POSTED: 1:30 a.m. HST, Aug 7, 2010
It was the late philosopher Laozi—or, possibly, a college football coach embarking on a Western Athletic Conference road trip—who noted, "A journey of a thousand miles begins with a single step."
Well, consider the fall practices that have opened at the University of Hawaii the first stride in a journey of, oh, about 35,000 miles.
The Warriors' longest regular season—both in terms of miles to be traveled and accumulated days before an open date—has begun in Manoa.

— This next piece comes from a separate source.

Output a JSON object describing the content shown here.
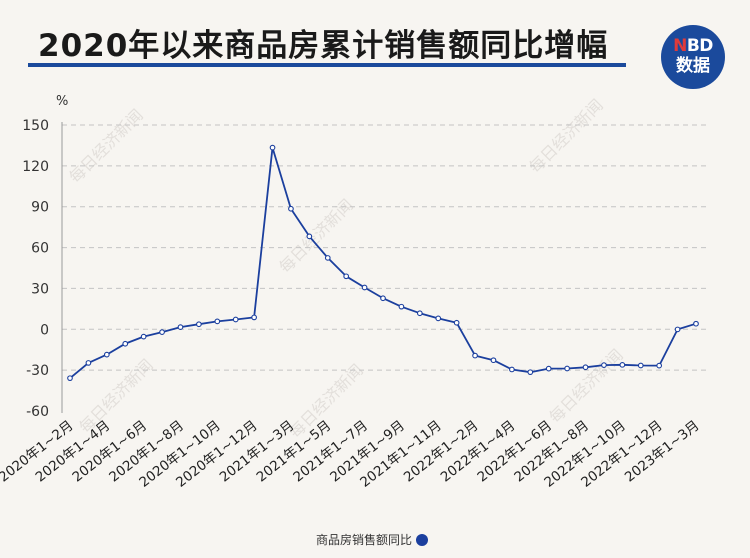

The overall opposition isn't exactly Murderer's Row, but the travel demands that surround it might be. By the time the Warriors come home after Thanksgiving, they will have covered more air miles than any team in the NFL. And, in fact, double that of many. Significant achievements, if not material for a Travel Channel special, considering a couple of NFL teams, San Francisco (33,264) and Denver (23,184), are going to London.
The question of where Hawaii is going—to the postseason or home for the holidays—is what makes this camp more important than most for the Warriors, who must build depth and do it pronto.
Depth is hardly a sexy topic. It will not fill the airwaves of call-in shows or generate a free-for-all on the message boards. Cheerleaders do not chant for depth. But for the Warriors this year, it is Job One.
The usual questions hanging over fall camp—the choice of a starting quarterback, running back, etc.—are all there to be sure. All will have impact. But for the long haul—and the near equivalent of a trip and a half around the world qualifies as a long haul—finding and developing players to carry UH through the 13-game, regular-season distance is everything.
You need flash back no further than last season to grasp the importance. The difference between the Warriors' 6-7 record and one that would have gotten them into the postseason for a fourth consecutive year was measured in trainer's tape and bandages as much as anything.
By the count of college football observer and magazine publisher Phil Steele, who quantifies such things, UH ranked 12th among the 120 Football Bowl Subdivision teams for "starts lost to injuries" with 33.
For sure that sounds substantial.
Additionally, there will be no open date on the schedule for R&R until after the 10th week. That's an endurance run of 66 days into the season, the longest in UH's 32 seasons in the Western Athletic Conference.
The importance of starting quickly is underlined by two of UH's first three games being on the road (Army and Colorado). Three games into the season, including a Las Vegas stopover, the Warriors figure to have covered more than 11,000 miles—or nearly the distance from Honolulu to Moscow (the one in Russia, not Idaho).
And, yet, with four more road games remaining (Fresno State, Utah State, Boise State and New Mexico State), they still must travel the equivalent of once around the globe.
For the Warriors, the road to success is going to be built on their ability to keep putting quality on the field. A job that has already started.